A Vision of the Future of School: Posthumous Lessons from Oliver Sacks
I often wish that I had had the opportunity in my life to meet Oliver Sacks.
The man once described by the New York Times as the “Poet Laureate of medicine”, his insights into what it means to be human appear to extend well beyond the traditional limits of neuroscience and psychiatry.
Fascinated by his strange and powerful stories of those living at the “far borderlands of neurological and human experience”, he was undoubtedly one of the reasons I left the comforts of Oxford’s Bodleian library to spend time serving as a priest in the nearby psychiatric hospitals.
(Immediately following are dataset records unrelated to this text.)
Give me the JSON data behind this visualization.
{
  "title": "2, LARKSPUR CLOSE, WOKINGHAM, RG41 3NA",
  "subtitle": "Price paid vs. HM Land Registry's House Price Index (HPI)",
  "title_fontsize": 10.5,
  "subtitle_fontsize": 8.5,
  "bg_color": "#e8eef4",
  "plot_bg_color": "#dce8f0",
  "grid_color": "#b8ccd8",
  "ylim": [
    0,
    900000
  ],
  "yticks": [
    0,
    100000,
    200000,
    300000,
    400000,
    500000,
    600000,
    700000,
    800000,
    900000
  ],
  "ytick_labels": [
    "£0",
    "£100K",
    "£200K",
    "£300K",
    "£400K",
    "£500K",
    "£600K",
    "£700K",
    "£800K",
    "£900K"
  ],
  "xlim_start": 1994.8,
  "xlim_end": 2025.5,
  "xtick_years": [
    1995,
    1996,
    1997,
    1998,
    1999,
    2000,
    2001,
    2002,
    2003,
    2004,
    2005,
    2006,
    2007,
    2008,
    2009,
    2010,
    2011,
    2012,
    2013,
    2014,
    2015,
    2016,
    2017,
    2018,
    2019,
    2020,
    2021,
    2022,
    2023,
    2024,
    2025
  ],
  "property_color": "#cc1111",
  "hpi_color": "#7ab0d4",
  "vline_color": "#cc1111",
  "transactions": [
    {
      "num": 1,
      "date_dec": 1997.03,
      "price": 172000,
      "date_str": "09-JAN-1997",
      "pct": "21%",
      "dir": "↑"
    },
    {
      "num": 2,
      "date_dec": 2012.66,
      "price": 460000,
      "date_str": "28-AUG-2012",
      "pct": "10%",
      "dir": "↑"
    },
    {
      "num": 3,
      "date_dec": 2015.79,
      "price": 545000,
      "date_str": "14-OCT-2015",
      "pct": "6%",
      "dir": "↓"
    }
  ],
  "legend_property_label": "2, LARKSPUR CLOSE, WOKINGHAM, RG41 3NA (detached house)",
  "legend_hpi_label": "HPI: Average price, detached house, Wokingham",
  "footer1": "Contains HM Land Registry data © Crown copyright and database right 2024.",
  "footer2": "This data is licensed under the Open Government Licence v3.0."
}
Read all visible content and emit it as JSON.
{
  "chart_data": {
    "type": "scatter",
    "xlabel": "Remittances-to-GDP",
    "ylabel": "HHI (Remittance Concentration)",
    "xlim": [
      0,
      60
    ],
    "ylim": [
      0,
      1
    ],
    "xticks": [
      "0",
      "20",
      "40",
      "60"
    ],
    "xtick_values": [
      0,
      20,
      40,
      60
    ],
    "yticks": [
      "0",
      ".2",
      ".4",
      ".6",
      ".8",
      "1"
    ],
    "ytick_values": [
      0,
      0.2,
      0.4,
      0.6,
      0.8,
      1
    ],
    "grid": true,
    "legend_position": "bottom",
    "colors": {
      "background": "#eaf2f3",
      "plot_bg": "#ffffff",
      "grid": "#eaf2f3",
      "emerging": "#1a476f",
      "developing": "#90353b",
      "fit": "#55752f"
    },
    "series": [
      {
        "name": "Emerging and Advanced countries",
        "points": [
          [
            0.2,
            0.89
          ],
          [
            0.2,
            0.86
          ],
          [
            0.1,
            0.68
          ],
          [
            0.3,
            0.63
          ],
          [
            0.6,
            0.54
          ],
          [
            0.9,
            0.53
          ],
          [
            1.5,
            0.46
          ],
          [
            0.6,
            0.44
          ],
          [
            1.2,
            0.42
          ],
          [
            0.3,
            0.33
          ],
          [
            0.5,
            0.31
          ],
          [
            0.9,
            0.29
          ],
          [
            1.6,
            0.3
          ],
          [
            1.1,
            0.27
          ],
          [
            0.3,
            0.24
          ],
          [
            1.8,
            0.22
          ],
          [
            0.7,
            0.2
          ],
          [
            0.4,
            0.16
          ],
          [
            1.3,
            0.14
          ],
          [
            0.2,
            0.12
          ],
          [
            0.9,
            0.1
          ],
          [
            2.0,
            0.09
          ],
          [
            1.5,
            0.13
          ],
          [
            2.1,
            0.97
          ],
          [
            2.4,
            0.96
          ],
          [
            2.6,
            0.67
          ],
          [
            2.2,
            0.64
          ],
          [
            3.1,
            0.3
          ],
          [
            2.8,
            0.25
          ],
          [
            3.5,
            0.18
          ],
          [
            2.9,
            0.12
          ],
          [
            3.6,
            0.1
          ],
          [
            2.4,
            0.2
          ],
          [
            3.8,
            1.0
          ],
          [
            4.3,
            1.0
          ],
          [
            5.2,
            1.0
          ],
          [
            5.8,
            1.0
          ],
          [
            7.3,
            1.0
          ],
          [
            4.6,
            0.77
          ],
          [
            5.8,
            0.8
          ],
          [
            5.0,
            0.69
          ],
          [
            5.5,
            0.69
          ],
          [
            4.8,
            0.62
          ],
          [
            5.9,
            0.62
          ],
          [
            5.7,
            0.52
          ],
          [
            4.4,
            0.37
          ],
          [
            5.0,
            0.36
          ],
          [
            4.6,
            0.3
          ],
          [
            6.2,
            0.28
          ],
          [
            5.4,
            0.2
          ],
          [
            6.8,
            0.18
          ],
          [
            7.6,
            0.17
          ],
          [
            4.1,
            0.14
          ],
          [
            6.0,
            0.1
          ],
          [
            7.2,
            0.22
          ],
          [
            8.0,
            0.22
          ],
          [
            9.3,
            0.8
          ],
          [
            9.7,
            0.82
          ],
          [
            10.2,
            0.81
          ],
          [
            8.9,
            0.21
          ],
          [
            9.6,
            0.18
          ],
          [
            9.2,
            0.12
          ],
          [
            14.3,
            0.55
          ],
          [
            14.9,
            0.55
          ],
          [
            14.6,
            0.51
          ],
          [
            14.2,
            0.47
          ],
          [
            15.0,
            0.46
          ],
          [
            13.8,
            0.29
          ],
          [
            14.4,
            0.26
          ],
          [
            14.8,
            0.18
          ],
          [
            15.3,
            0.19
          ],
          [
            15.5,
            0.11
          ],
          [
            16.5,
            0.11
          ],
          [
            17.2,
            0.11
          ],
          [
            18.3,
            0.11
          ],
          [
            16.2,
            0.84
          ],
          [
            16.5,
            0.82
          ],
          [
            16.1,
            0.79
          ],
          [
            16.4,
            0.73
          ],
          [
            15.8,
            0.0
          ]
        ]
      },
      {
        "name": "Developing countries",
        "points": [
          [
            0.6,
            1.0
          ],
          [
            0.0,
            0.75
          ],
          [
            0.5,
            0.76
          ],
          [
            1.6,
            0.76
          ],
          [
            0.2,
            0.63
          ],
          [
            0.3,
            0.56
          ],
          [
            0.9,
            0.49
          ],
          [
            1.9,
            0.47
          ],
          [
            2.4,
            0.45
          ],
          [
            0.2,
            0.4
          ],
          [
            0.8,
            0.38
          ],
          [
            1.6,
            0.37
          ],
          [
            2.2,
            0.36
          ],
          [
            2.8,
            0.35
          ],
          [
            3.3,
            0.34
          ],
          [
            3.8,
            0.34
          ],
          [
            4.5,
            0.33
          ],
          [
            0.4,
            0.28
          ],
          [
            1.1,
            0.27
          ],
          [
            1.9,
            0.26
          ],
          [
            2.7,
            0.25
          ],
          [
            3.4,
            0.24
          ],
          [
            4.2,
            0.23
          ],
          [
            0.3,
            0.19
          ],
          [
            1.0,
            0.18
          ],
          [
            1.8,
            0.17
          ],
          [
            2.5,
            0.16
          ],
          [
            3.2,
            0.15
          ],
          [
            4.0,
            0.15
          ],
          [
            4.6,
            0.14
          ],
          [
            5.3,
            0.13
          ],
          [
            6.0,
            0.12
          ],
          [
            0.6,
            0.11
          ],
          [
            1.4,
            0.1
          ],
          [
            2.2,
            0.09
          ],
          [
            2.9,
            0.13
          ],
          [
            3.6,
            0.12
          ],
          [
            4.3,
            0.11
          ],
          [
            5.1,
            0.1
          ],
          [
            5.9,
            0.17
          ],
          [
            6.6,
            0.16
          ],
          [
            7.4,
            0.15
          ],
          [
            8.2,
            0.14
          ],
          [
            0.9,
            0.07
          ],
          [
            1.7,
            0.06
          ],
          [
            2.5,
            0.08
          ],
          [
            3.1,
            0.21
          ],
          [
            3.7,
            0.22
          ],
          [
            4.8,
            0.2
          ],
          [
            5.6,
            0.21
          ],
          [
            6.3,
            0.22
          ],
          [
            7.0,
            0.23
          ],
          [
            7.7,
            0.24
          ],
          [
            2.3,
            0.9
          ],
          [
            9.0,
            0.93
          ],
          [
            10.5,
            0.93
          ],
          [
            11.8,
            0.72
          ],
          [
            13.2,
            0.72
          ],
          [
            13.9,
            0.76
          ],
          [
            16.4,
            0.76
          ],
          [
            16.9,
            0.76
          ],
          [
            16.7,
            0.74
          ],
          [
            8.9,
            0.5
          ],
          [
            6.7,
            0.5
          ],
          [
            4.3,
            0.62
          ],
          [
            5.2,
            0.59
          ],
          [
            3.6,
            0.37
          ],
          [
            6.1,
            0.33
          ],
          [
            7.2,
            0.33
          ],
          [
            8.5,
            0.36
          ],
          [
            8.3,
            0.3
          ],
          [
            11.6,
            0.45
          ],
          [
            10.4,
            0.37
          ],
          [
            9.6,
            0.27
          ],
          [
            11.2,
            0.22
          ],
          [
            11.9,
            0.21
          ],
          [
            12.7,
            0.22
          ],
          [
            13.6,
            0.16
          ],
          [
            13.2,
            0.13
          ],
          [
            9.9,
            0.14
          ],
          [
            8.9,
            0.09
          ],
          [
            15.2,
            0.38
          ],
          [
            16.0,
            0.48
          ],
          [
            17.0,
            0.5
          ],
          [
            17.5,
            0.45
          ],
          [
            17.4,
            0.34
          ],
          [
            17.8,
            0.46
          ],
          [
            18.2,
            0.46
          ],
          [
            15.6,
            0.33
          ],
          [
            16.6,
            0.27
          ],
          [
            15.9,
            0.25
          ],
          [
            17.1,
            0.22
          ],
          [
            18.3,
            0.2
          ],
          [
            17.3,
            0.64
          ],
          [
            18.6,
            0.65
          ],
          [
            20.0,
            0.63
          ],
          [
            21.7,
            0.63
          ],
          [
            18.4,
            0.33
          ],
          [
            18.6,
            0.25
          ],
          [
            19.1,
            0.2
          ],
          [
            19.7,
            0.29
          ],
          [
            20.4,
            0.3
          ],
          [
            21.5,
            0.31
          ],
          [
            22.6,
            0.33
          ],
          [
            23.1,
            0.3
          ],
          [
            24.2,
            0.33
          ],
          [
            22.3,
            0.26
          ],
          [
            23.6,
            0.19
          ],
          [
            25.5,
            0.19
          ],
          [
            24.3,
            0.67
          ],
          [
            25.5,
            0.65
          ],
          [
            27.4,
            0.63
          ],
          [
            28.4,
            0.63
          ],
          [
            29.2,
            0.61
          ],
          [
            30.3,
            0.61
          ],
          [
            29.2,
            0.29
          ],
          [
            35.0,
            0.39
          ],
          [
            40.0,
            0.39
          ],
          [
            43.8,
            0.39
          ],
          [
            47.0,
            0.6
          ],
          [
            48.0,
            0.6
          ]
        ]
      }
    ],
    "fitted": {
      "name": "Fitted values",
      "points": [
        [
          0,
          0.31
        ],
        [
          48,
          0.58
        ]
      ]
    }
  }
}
Twenty years and several careers later, I walked through the forest next to my home and listened to his last interview. It was like losing the mentor that I had never met, but who had somehow, along the way, helped me connect the pieces of my own life and career together.
It is the fate, the genetic and neural fate of every human being to be a unique individual, to find his own path, to live his own life, to die his own death. Even so, I am shocked and saddened at the sentence of death, and I cannot pretend I am without fear. But my predominant feeling is one of gratitude. I have loved and been loved. I have been given much and I have given something in return. I have read and traveled and thought and written. I have had an intercourse with the world, the special intercourse of writers and readers. Above all, I have been a sentient being, a thinking animal on this beautiful planet, and this in itself has been an enormous privilege and adventure.
A little more than four years after his death, I found myself sitting alone in a small cafe in Bucharest reading his last essays, Everything In Its Place: First Loves and Last Tales, published posthumously earlier this year. I discovered the book by chance in a bookstore whilst shopping for Christmas gifts and decided it was one I would keep for myself.
As I turned each page, the voice and perspective on human life was as familiar as ever. Only this time, it was as if there was something else that he was trying to teach us about the kinds of schools we need to ensure that our planet and its children flourish.
Five “moments” of the book, in particular, are worthy of mention, if only to encourage you to read it for yourselves. Each one reminds us of something we would do well to bear in mind as we re-envision learning in our schools.
The transactional relationship between the student and teacher. In describing the “splendid teacher” that had inspired his love of biology, he speaks of Mr Pask as an “impossibly demanding and exacting taskmaster.” And yet, in return says Sacks, “he gave us all of himself - all his time, all his dedication, for biology.” Powerful learning, it seems, always takes place when both student and teacher are giving their all in pursuit of deeper understanding.
The difference between learning and going to school. On the whole, Sacks describes how he disliked school: “I could not be passive - I had to be active, learn for myself, learn what I wanted, and in the way that suited me best. I was not a good pupil, but I was a good learner… At the library I felt free… free to roam and to enjoy the special atmosphere and the quiet companionship of other readers, all, like me, on quests of their own.” How many of the children in our school, I wonder, would say the same? How many of our schools are truly designed to allow children to create their own learning quests?
The need to listen to let students guide us more. To be fair, Sacks doesn’t address this issue directly, but he does describe the story behind Frigyes Karinthy’s famous work, A Journey Round My Skull, published in 1936. He describes the moment in which Karinthy is diagnosed with a brain tumour: “The scene is one that could occur, and does occur, in hospitals all over the world - the sudden focus on an intriguing pathology, and the complete forgetting of the (perhaps terrified) human being who happens to have it.” This is why, he concludes, we need to have more books from the vantage point of patients. And maybe, as educators, we can translate this into our own world and think about what schools would be like if we took the time to listen more to the experience of students in our schools and encouraged them to help us design the kind of learning that they need.
Why schools need gardens. Gardens, says Sacks, are “essential to the creative process” and, in many cases, “gardens and nature are more powerful than any medication.” This point is simple. Given his deep understanding on human health and wellbeing, I strongly believe that if Sacks was designing a school for the future, he would insist on a garden, not only as a place in which to play, but a place for children to interact with and tend.
Wisdom cannot be taught. Sacks quotes directly from Proust when he says that “We cannot be taught wisdom… we have to discover it for ourselves by a journey which no one can undertake for us, an effort which no one can spare us.” And perhaps this is one of the central themes of this remarkable collection of essays. At the end of his life, Sacks looks back on his school days, his Oxford-styled education and distinguished career, but the synthesis of a life’s experience (wisdom) essentially comes down to stories of a few individuals that inspired him, a night alone as a child in London’s Natural History Museum and the resilience to undertake a most extraordinary learning journey in his own way and on his own terms.
As we move in 2020 and a new decade, our schools and our world face new challenges that will demand much of us and the children around us. Sacks will not accompany us on this stage of the journey, but I for one feel fortunate to have travelled this far with him and his stories of an extraordinary life.